另外一具尸体,则是一个男青年的,应该就是我在遗照上看到的那个。
我说应该是因为,这具尸体的头颅,已经碎了,一片片的拼凑起来,根本就看不清楚原来的模样,五官交错扭曲。
脸上带着蜈蚣一样的针脚,也是缝上去的。
估计是出了车祸,所以才会这么惨烈。
那罗海手里面捧着陶罐子,脚下踩着奇怪的步子,像是在丈量着什么,很快用脚在地上划了两条线,吩咐其他人,把两具尸体抬到他做记号的地方。

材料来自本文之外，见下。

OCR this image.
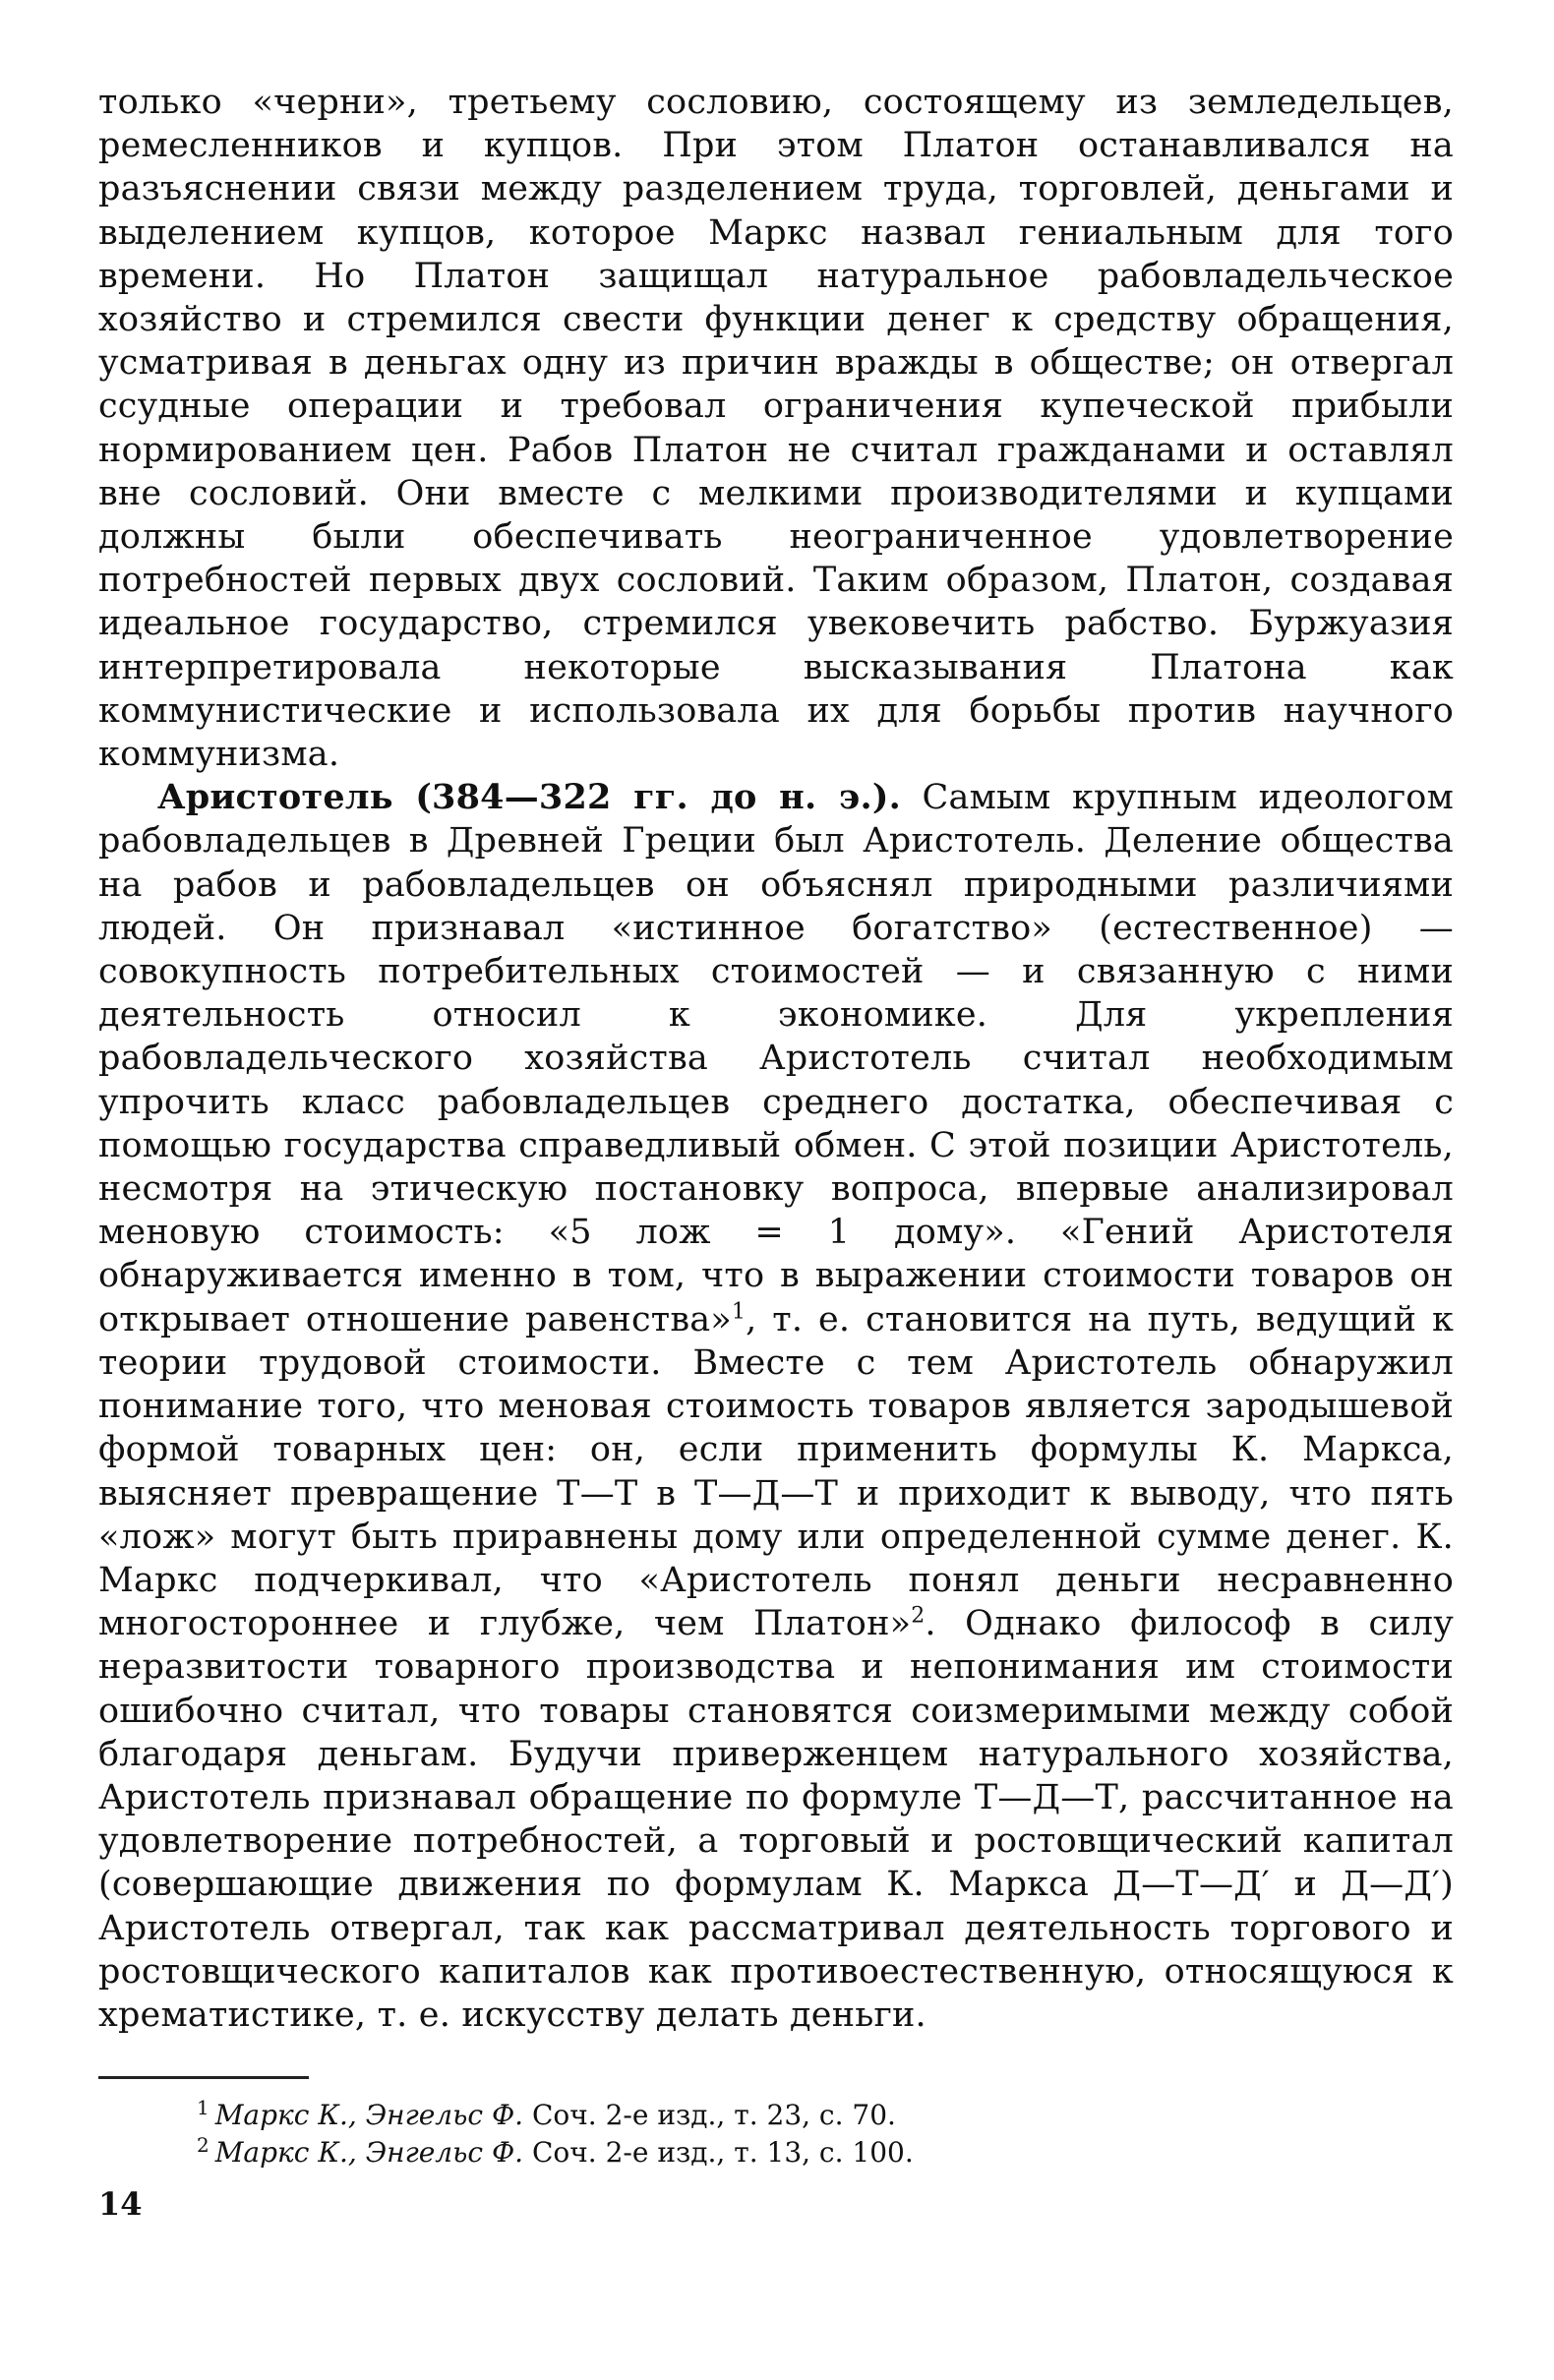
только «черни», третьему сословию, состоящему из земледельцев, ремесленников и купцов. При этом Платон останавливался на разъяснении связи между разделением труда, торговлей, деньгами и выделением купцов, которое Маркс назвал гениальным для того времени. Но Платон защищал натуральное рабовладельческое хозяйство и стремился свести функции денег к средству обращения, усматривая в деньгах одну из причин вражды в обществе; он отвергал ссудные операции и требовал ограничения купеческой прибыли нормированием цен. Рабов Платон не считал гражданами и оставлял вне сословий. Они вместе с мелкими производителями и купцами должны были обеспечивать неограниченное удовлетворение потребностей первых двух сословий. Таким образом, Платон, создавая идеальное государство, стремился увековечить рабство. Буржуазия интерпретировала некоторые высказывания Платона как коммунистические и использовала их для борьбы против научного коммунизма.

Аристотель (384—322 гг. до н. э.). Самым крупным идеологом рабовладельцев в Древней Греции был Аристотель. Деление общества на рабов и рабовладельцев он объяснял природными различиями людей. Он признавал «истинное богатство» (естественное) — совокупность потребительных стоимостей — и связанную с ними деятельность относил к экономике. Для укрепления рабовладельческого хозяйства Аристотель считал необходимым упрочить класс рабовладельцев среднего достатка, обеспечивая с помощью государства справедливый обмен. С этой позиции Аристотель, несмотря на этическую постановку вопроса, впервые анализировал меновую стоимость: «5 лож = 1 дому». «Гений Аристотеля обнаруживается именно в том, что в выражении стоимости товаров он открывает отношение равенства»$^1$, т. е. становится на путь, ведущий к теории трудовой стоимости. Вместе с тем Аристотель обнаружил понимание того, что меновая стоимость товаров является зародышевой формой товарных цен: он, если применить формулы К. Маркса, выясняет превращение Т—Т в Т—Д—Т и приходит к выводу, что пять «лож» могут быть приравнены дому или определенной сумме денег. К. Маркс подчеркивал, что «Аристотель понял деньги несравненно многостороннее и глубже, чем Платон»$^2$. Однако философ в силу неразвитости товарного производства и непонимания им стоимости ошибочно считал, что товары становятся соизмеримыми между собой благодаря деньгам. Будучи приверженцем натурального хозяйства, Аристотель признавал обращение по формуле Т—Д—Т, рассчитанное на удовлетворение потребностей, а торговый и ростовщический капитал (совершающие движения по формулам К. Маркса Д—Т—Д′ и Д—Д′) Аристотель отвергал, так как рассматривал деятельность торгового и ростовщического капиталов как противоестественную, относящуюся к хрематистике, т. е. искусству делать деньги.

$^1$ Маркс К., Энгельс Ф. Соч. 2-е изд., т. 23, с. 70.

$^2$ Маркс К., Энгельс Ф. Соч. 2-е изд., т. 13, с. 100.

14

等到众人把尸体放好,他又让人摆上两根粗大的红色蜡烛,其他的一些贡品点心水果之类的也摆放好。
之后罗海就让其他人都退下,只留了老头子,站在前面。
罗海的嘴里面不知道在念叨着一些什么,距离有点儿远,我听不清楚。
念了一会儿之后,就把手上的陶罐子放在地上,打开上面的盖子。
山里面没来由的起了一阵子阴风,打着旋。
我们老家那边管这种风叫羊角风,老人们都说,这种风最邪性,千万不要冲撞。
我还记得我一个小学同学,当年就因为调皮,往羊角风上面撒尿,结果第二天就开始发高烧,去了医院也看不好,差点儿烧成傻子。
幸好我爷爷多少知道一些手段,帮我那个小学同学解了围,但是奇怪的是,整个事情我只记得一个大概,具体爷爷是怎么弄的,我却一点儿都不记得了。
羊角风一起就是两个,互相纠缠碰撞,强弱相当。
罗海举起陶罐子,将里面的东西倒下来,撒到两具尸体上面。
罐子里面装的是灰,随着风洋洋洒洒,但是还是将两具尸体的脸盖住了。
随后罗海高声念诵,“黄泉路孤苦,结伴且同行,引路人做媒,双双赴幽冥……”
念得词儿文绉绉的,不像罗海能想得出来的。
罗海念诵的同时,地面上又起了一股小一些的羊角风,不断围着之前的两股羊角风打转。
很快,三股羊角风突然之间合在一起,风势渐猛,一时间飞沙走石,连我躲在十几米开外的地方,都睁不开眼睛。
过了大概有一分钟,我才睁开眼睛,隐隐约约之间,我看到在惨淡暗红的月光下,一个肿胀的女人的身影,出现在山窝窝的角落里面。
整个像一个气球一般,但是那张脸一直被长发遮住,看不清楚。
身后跟着三个影子,不断地晃动着,看起来像是三个人,后面两个像是一对青年男女,并排走在一起,前面是一个大概十二三岁的小男孩儿,跟在肿胀的女人身后。
阴风下,我也只能看个大概,但是奇怪的是,其他人好像看不到一样。
那边的罗海已经停止了动作,跟老头儿说,事情已经办妥了,晚上的时候,他儿子和儿媳妇会过来给他托梦的。
等到梦到之后,把剩下的钱给他结了。
老头儿点点头,很快一行人就收拾好蜡烛贡品,抬着两具满脸是灰的尸体往回走。
我还愣愣的盯着那个肿胀的女人,冷不丁的一回头,山风似乎吹起了遮盖在她脸上的长发,露出了一张铁青色的面孔。